Thank you again so very much and I will greatly appreciate any clarification.
 A: Answer on the problem mentioned in second alinea.
Let it be that $X$ is a set equipped with a topology $\tau$, and
let $A\subseteq Y\subseteq X$. 
Then $Y$ inherits a subtopology $\tau_{Y}=\left\{ Y\cap U\mid U\in\tau\right\} $
and likewise $A$ inherits a subtopology $\tau_{A}=\left\{ A\cap U\mid U\in\tau\right\} $.
Looking at $A$ as a subspace of $Y$ it also inherits a subtopology
$\tau'_{A}=\left\{ A\cap V\mid V\in\tau_{Y}\right\} $ and to be shown
is that $\tau_{A}$ and $\tau'_{A}$ coincide. 
If $O\in\tau'_{A}$
then $O=A\cap V$ for some $V\in\tau_{Y}$. From $V\in\tau_{Y}$ it
follows that $V=Y\cap U$ for some $U\in\tau$. Then $O=A\cap Y\cap U=A\cap U$
showing that $O\in\tau{}_{A}$. 
Proved is now that $\tau'_{A}\subseteq\tau_{A}$. 

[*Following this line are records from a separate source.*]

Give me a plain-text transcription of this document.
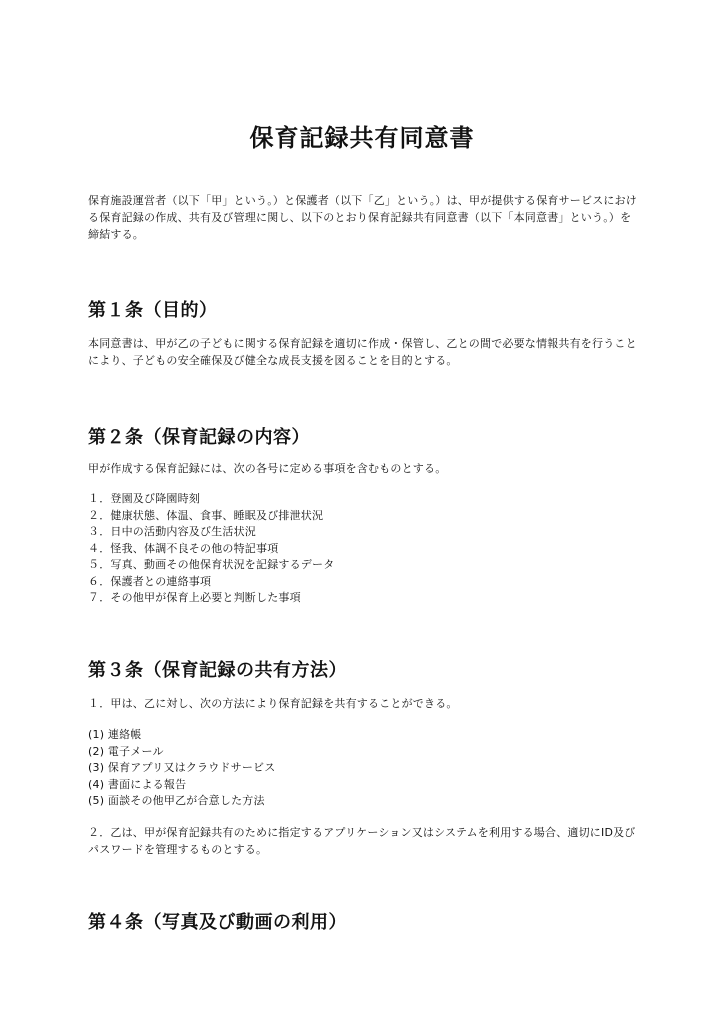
保育記録共有同意書

保育施設運営者（以下「甲」という。）と保護者（以下「乙」という。）は、甲が提供する保育サービスにおける保育記録の作成、共有及び管理に関し、以下のとおり保育記録共有同意書（以下「本同意書」という。）を締結する。

第１条（目的）

本同意書は、甲が乙の子どもに関する保育記録を適切に作成・保管し、乙との間で必要な情報共有を行うことにより、子どもの安全確保及び健全な成長支援を図ることを目的とする。

第２条（保育記録の内容）

甲が作成する保育記録には、次の各号に定める事項を含むものとする。

１．登園及び降園時刻
２．健康状態、体温、食事、睡眠及び排泄状況
３．日中の活動内容及び生活状況
４．怪我、体調不良その他の特記事項
５．写真、動画その他保育状況を記録するデータ
６．保護者との連絡事項
７．その他甲が保育上必要と判断した事項
第３条（保育記録の共有方法）

１．甲は、乙に対し、次の方法により保育記録を共有することができる。

(1) 連絡帳
(2) 電子メール
(3) 保育アプリ又はクラウドサービス
(4) 書面による報告
(5) 面談その他甲乙が合意した方法

２．乙は、甲が保育記録共有のために指定するアプリケーション又はシステムを利用する場合、適切にID及びパスワードを管理するものとする。

第４条（写真及び動画の利用）
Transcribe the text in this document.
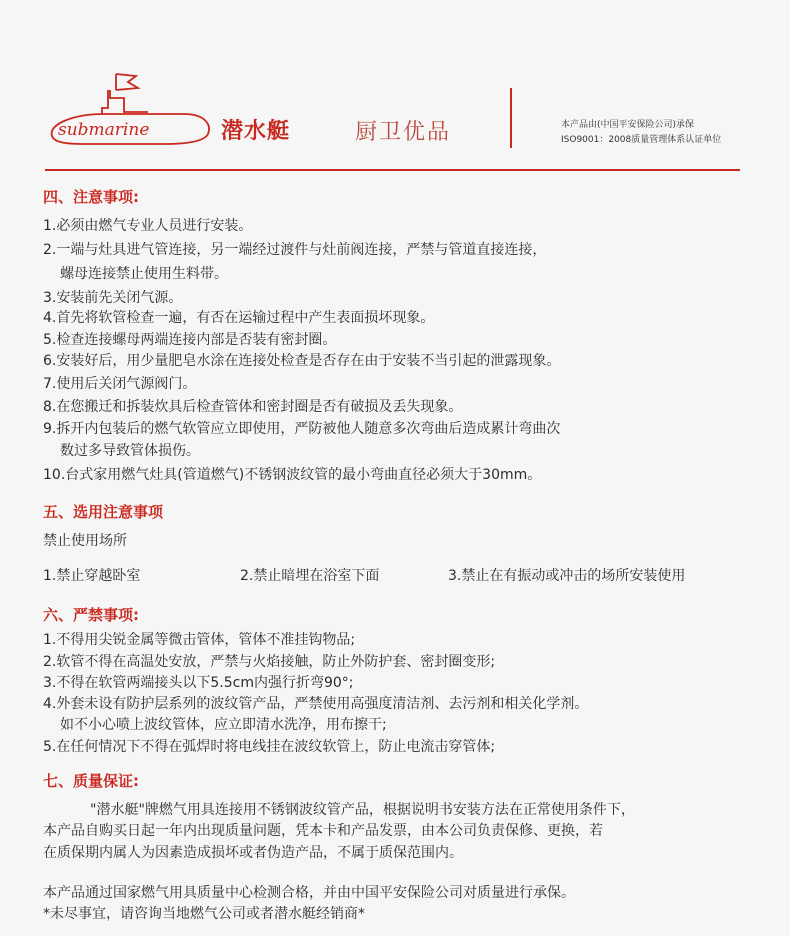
submarine	潜水艇	厨卫优品	本产品由(中国平安保险公司)承保
ISO9001：2008质量管理体系认证单位
四、注意事项:
1.必须由燃气专业人员进行安装。
2.一端与灶具进气管连接，另一端经过渡件与灶前阀连接，严禁与管道直接连接，
螺母连接禁止使用生料带。
3.安装前先关闭气源。
4.首先将软管检查一遍，有否在运输过程中产生表面损坏现象。
5.检查连接螺母两端连接内部是否装有密封圈。
6.安装好后，用少量肥皂水涂在连接处检查是否存在由于安装不当引起的泄露现象。
7.使用后关闭气源阀门。
8.在您搬迁和拆装炊具后检查管体和密封圈是否有破损及丢失现象。
9.拆开内包装后的燃气软管应立即使用，严防被他人随意多次弯曲后造成累计弯曲次
数过多导致管体损伤。
10.台式家用燃气灶具(管道燃气)不锈钢波纹管的最小弯曲直径必须大于30mm。
五、选用注意事项
禁止使用场所
1.禁止穿越卧室	2.禁止暗埋在浴室下面	3.禁止在有振动或冲击的场所安装使用
六、严禁事项:
1.不得用尖锐金属等微击管体，管体不准挂钩物品;
2.软管不得在高温处安放，严禁与火焰接触，防止外防护套、密封圈变形;
3.不得在软管两端接头以下5.5cm内强行折弯90°;
4.外套未设有防护层系列的波纹管产品，严禁使用高强度清洁剂、去污剂和相关化学剂。
如不小心喷上波纹管体，应立即清水洗净，用布擦干;
5.在任何情况下不得在弧焊时将电线挂在波纹软管上，防止电流击穿管体;
七、质量保证:
"潜水艇"牌燃气用具连接用不锈钢波纹管产品，根据说明书安装方法在正常使用条件下，
本产品自购买日起一年内出现质量问题，凭本卡和产品发票，由本公司负责保修、更换，若
在质保期内属人为因素造成损坏或者伪造产品，不属于质保范围内。
本产品通过国家燃气用具质量中心检测合格，并由中国平安保险公司对质量进行承保。
*未尽事宜，请咨询当地燃气公司或者潜水艇经销商*
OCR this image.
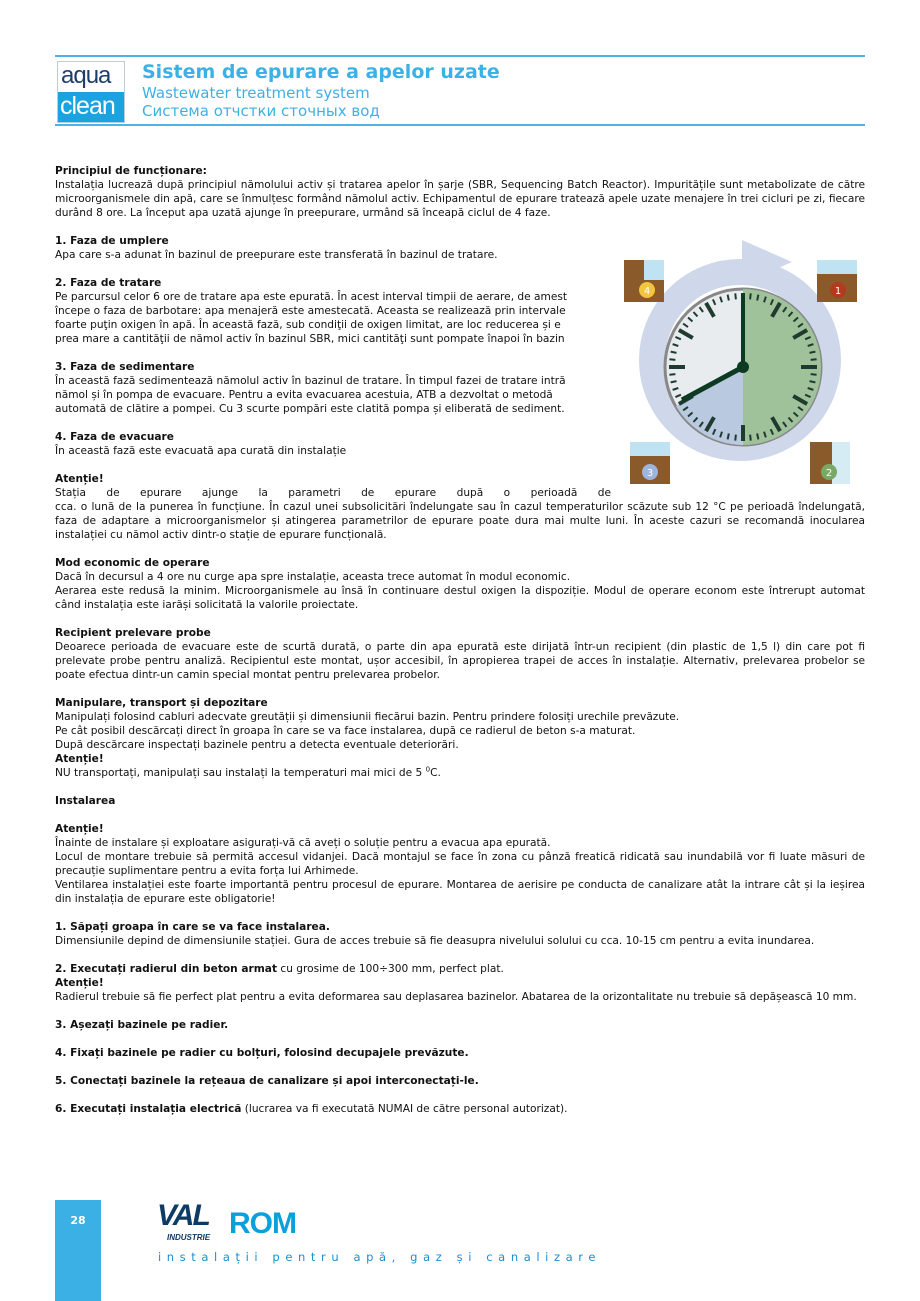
aqua
clean
Sistem de epurare a apelor uzate
Wastewater treatment system
Система отчстки сточных вод
Principiul de funcționare:
Instalația lucrează după principiul nămolului activ și tratarea apelor în șarje (SBR, Sequencing Batch Reactor). Impuritățile sunt metabolizate de către microorganismele din apă, care se înmulțesc formând nămolul activ. Echipamentul de epurare tratează apele uzate menajere în trei cicluri pe zi, fiecare durând 8 ore. La început apa uzată ajunge în preepurare, urmând să înceapă ciclul de 4 faze.
1. Faza de umplere
Apa care s-a adunat în bazinul de preepurare este transferată în bazinul de tratare.
2. Faza de tratare
Pe parcursul celor 6 ore de tratare apa este epurată. În acest interval timpii de aerare, de amest
începe o faza de barbotare: apa menajeră este amestecată. Aceasta se realizează prin intervale
foarte puţin oxigen în apă. În această fază, sub condiţii de oxigen limitat, are loc reducerea și e
prea mare a cantităţii de nămol activ în bazinul SBR, mici cantităţi sunt pompate înapoi în bazin
3. Faza de sedimentare
În această fază sedimentează nămolul activ în bazinul de tratare. În timpul fazei de tratare intră
nămol și în pompa de evacuare. Pentru a evita evacuarea acestuia, ATB a dezvoltat o metodă
automată de clătire a pompei. Cu 3 scurte pompări este clatită pompa și eliberată de sediment.
4. Faza de evacuare
În această fază este evacuată apa curată din instalație
Atenție!
Stația de epurare ajunge la parametri de epurare după o perioadă de
cca. o lună de la punerea în funcțiune. În cazul unei subsolicitări îndelungate sau în cazul temperaturilor scăzute sub 12 °C pe perioadă îndelungată, faza de adaptare a microorganismelor și atingerea parametrilor de epurare poate dura mai multe luni. În aceste cazuri se recomandă inocularea instalației cu nămol activ dintr-o stație de epurare funcțională.
Mod economic de operare
Dacă în decursul a 4 ore nu curge apa spre instalație, aceasta trece automat în modul economic.
Aerarea este redusă la minim. Microorganismele au însă în continuare destul oxigen la dispoziție. Modul de operare econom este întrerupt automat când instalația este iarăși solicitată la valorile proiectate.
Recipient prelevare probe
Deoarece perioada de evacuare este de scurtă durată, o parte din apa epurată este dirijată într-un recipient (din plastic de 1,5 l) din care pot fi prelevate probe pentru analiză. Recipientul este montat, ușor accesibil, în apropierea trapei de acces în instalație. Alternativ, prelevarea probelor se poate efectua dintr-un camin special montat pentru prelevarea probelor.
Manipulare, transport și depozitare
Manipulați folosind cabluri adecvate greutății și dimensiunii fiecărui bazin. Pentru prindere folosiți urechile prevăzute.
Pe cât posibil descărcați direct în groapa în care se va face instalarea, după ce radierul de beton s-a maturat.
După descărcare inspectați bazinele pentru a detecta eventuale deteriorări.
Atenție!
NU transportați, manipulați sau instalați la temperaturi mai mici de 5 $^0$C.
Instalarea
Atenție!
Înainte de instalare și exploatare asigurați-vă că aveți o soluție pentru a evacua apa epurată.
Locul de montare trebuie să permită accesul vidanjei. Dacă montajul se face în zona cu pânză freatică ridicată sau inundabilă vor fi luate măsuri de precauție suplimentare pentru a evita forța lui Arhimede.
Ventilarea instalației este foarte importantă pentru procesul de epurare. Montarea de aerisire pe conducta de canalizare atât la intrare cât și la ieșirea din instalația de epurare este obligatorie!
1. Săpați groapa în care se va face instalarea.
Dimensiunile depind de dimensiunile stației. Gura de acces trebuie să fie deasupra nivelului solului cu cca. 10-15 cm pentru a evita inundarea.
2. Executați radierul din beton armat cu grosime de 100÷300 mm, perfect plat.
Atenție!
Radierul trebuie să fie perfect plat pentru a evita deformarea sau deplasarea bazinelor. Abatarea de la orizontalitate nu trebuie să depășească 10 mm.
3. Așezați bazinele pe radier.
4. Fixați bazinele pe radier cu bolțuri, folosind decupajele prevăzute.
5. Conectați bazinele la rețeaua de canalizare și apoi interconectați-le.
6. Executați instalația electrică (lucrarea va fi executată NUMAI de către personal autorizat).
1
2
3
4
28	VAL ROM
INDUSTRIE
instalații pentru apă, gaz și canalizare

Conversely let $O\in\tau_{A}$. Then $O=A\cap U$ for some $U\in\tau$.
Now note that we can also write $O=A\cap Y\cap U=A\cap W$ where $W:=Y\cap U\in\tau_{Y}$.
This shows that $O\in\tau'_{A}$. 
Proved is now that $\tau{}_{A}\subseteq\tau'_{A}$
and you are ready.
A: A basis is a collection of sets, so for a mere subset, you have to show that the subset is a collection of sets, not just a single set before showing that a subset can be a basis.
The second part of my confusion, assuming that A is open in Y and X, is that if one were to show that A were open in $Y \bigcap U$ where U $\subset X $ , one needs to show that A is contained in U.  both of these I do not have and can not assume.
thank you very much.